Michel Barnier, the European Union’s chief negotiator with the British government on a future trade relationship between the two parties, appears to be losing patience with Britain’s approach to the talks, De Tijd reports.
Yesterday, the usually phlegmatic Barnier expressed his frustration at the way Britain seems to be dragging its feet over talks which the Conservative government of Boris Johnson itself insists cannot be extended beyond the end of the transition period on 31 December.
“The United Kingdom cannot be opposed to the extension of Brexit negotiations and at the same time put on the brakes during talks,” Barnier said.
Some officials, the paper says, suspect the UK wants the EU to demand an extension to the deadline, at which point London would be in a position to demand concessions.
Barnier also expressed frustration that Britain is going back on previously agreed matters, such as the guarantee on an equal regulatory playing field in return for open and tariff-free access to the EU internal market.
That would mean that UK goods and services would have to meet the same standards as those applying to EU member states. The British government, however, has made the end of “rules imposed by Brussels” a pillar of its Brexit platform.

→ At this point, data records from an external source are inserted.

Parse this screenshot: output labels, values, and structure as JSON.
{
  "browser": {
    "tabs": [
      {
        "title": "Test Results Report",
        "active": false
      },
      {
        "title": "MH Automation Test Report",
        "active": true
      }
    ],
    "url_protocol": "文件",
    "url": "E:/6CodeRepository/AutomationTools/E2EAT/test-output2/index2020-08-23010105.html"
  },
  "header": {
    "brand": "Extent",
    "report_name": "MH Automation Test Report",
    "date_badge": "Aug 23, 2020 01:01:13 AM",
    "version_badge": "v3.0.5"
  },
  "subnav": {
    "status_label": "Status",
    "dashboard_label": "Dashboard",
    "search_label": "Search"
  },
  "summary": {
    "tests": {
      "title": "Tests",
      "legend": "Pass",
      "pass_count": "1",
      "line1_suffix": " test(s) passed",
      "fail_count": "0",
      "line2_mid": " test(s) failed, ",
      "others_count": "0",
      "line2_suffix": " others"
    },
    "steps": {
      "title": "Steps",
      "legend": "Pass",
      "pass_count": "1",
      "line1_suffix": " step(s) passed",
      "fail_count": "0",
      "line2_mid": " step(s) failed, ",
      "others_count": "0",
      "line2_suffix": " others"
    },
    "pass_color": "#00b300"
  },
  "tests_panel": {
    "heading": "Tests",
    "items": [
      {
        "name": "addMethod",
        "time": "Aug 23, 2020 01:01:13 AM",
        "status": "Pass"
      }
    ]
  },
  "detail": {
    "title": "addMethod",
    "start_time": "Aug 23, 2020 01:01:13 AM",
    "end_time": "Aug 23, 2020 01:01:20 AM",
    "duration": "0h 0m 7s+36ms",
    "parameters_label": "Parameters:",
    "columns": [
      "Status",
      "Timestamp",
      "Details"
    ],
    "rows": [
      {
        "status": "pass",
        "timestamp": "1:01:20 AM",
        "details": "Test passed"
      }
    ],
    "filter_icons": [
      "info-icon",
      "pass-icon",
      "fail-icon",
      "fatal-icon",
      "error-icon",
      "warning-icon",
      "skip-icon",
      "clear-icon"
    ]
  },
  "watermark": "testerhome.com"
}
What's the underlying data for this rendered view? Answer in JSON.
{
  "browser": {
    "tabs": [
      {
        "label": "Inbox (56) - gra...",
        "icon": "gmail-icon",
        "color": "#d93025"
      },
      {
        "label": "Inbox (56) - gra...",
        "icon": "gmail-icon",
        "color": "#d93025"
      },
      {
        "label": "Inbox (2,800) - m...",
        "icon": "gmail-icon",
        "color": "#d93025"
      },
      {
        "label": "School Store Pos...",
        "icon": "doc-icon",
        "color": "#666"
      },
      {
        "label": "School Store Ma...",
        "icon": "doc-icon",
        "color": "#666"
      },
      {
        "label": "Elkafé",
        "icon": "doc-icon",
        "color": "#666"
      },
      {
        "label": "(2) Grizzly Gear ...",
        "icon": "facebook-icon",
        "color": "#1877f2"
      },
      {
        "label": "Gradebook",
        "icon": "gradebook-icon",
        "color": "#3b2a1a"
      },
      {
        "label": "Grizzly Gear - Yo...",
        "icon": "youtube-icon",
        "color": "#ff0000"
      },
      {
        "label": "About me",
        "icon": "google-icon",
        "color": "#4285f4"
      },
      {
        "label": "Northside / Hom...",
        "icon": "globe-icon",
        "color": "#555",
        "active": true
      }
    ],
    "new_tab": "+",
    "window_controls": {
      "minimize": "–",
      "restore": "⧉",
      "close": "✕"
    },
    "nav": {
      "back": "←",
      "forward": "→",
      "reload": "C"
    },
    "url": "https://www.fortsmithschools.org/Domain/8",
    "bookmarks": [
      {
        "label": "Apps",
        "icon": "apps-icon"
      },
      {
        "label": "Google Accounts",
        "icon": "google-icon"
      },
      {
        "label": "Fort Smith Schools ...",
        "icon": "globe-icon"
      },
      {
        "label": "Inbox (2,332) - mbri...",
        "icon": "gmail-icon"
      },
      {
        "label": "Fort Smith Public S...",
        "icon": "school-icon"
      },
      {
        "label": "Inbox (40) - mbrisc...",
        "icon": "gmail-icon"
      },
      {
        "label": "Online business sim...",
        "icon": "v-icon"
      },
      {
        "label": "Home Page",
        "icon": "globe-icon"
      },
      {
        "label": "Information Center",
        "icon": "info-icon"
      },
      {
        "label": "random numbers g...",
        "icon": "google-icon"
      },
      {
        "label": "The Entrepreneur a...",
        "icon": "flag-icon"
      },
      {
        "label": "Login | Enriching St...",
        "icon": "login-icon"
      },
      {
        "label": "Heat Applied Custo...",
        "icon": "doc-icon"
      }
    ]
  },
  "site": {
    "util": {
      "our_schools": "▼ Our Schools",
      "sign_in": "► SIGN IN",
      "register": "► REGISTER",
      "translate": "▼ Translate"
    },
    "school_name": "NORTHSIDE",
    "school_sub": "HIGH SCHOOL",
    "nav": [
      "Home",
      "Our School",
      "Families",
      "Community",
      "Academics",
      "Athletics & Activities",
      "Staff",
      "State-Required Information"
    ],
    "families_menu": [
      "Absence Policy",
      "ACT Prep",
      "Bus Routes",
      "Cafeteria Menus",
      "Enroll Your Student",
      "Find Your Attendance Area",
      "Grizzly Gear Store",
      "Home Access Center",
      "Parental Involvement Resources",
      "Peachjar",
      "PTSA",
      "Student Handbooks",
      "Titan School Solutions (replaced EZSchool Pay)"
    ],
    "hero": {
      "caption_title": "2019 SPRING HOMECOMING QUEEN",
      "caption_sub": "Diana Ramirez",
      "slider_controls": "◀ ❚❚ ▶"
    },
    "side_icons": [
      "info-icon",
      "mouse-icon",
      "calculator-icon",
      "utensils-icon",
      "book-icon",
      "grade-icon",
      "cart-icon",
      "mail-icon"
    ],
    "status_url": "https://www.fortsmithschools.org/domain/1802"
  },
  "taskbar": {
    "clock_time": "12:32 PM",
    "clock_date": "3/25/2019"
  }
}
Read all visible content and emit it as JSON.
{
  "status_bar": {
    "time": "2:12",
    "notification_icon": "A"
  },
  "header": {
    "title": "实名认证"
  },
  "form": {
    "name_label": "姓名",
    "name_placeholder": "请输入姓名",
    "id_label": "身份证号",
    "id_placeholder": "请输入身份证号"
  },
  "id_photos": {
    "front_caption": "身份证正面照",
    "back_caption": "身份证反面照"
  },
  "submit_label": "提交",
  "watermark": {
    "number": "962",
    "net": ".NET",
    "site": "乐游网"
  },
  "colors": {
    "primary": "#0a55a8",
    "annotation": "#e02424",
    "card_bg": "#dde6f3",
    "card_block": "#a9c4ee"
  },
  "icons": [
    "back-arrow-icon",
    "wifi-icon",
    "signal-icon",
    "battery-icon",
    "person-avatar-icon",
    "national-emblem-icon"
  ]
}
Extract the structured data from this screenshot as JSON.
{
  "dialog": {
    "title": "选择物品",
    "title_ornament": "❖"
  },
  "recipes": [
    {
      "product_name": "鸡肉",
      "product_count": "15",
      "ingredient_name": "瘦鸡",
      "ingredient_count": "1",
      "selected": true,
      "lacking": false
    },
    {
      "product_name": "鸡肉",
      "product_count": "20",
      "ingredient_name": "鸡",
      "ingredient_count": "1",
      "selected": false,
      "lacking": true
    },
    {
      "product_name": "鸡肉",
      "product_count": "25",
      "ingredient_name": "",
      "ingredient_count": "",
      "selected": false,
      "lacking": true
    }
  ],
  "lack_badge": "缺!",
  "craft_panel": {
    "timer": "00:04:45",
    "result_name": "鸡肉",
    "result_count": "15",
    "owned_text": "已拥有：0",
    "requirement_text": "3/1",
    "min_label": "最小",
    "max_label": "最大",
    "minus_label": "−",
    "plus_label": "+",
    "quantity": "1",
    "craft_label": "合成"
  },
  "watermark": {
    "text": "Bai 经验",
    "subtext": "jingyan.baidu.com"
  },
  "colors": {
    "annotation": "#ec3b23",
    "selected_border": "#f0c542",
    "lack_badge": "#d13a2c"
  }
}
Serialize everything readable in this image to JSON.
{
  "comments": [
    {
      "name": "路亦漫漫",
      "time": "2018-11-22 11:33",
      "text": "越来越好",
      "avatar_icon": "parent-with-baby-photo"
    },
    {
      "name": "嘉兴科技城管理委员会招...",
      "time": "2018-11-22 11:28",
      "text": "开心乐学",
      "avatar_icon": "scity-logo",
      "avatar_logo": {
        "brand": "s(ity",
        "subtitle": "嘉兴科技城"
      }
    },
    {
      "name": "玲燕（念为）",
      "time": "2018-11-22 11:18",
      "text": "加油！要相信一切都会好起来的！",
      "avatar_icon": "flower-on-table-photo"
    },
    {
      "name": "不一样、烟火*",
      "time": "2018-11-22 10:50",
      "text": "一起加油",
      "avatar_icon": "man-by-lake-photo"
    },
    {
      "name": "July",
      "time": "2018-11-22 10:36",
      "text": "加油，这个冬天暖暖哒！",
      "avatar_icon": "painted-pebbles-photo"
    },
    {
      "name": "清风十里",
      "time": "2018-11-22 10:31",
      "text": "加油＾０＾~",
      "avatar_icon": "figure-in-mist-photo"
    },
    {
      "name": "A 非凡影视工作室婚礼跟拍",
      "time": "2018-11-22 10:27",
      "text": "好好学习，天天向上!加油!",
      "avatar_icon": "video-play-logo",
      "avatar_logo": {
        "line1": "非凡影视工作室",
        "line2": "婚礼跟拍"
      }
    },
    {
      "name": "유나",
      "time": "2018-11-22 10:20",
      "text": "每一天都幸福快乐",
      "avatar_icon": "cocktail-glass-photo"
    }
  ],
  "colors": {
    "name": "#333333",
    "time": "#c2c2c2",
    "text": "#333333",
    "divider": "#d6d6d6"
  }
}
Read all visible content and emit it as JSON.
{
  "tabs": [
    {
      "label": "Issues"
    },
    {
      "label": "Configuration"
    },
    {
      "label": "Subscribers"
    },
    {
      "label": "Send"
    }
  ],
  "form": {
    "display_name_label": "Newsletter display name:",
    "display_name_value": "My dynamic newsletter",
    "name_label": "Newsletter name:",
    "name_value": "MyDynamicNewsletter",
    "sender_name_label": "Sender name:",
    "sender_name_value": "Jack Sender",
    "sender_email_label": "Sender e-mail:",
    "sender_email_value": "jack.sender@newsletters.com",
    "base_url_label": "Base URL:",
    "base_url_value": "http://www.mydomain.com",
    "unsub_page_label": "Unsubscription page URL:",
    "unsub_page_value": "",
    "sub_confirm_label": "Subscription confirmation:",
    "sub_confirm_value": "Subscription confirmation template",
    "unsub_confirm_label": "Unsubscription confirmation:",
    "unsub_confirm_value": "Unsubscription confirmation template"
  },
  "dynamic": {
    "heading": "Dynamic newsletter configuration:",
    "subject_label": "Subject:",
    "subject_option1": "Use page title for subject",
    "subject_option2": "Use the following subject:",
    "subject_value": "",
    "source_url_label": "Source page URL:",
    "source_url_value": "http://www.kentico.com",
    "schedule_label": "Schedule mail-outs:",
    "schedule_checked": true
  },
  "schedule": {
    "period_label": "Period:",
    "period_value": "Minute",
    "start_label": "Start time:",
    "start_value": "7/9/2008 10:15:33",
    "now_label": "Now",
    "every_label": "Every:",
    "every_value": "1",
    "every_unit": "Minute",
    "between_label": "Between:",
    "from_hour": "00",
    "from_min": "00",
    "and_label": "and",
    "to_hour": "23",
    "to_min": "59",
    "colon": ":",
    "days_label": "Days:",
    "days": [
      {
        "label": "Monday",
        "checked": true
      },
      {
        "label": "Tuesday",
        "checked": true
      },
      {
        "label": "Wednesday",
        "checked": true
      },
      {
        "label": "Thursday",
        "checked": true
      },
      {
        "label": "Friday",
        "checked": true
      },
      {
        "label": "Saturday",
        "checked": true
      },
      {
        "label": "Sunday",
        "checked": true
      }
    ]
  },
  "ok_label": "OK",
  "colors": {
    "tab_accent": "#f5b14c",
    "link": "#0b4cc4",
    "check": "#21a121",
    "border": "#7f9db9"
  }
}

Another problem is the UK’s apparent unwillingness to offer guarantees on the security of the data of European citizens.
But the major stumbling block is fisheries, where the two sides could not be further apart.
The EU is insisting on a formal agreement governing access by EU fishing boats to British waters. The UK, meanwhile, is refusing even to open the conversation.
“We cannot accept any selective progress for a limited number of subjects,” Barnier said. “Europe will not agree to an economic partnership without a balanced long-term solution to the fisheries question.”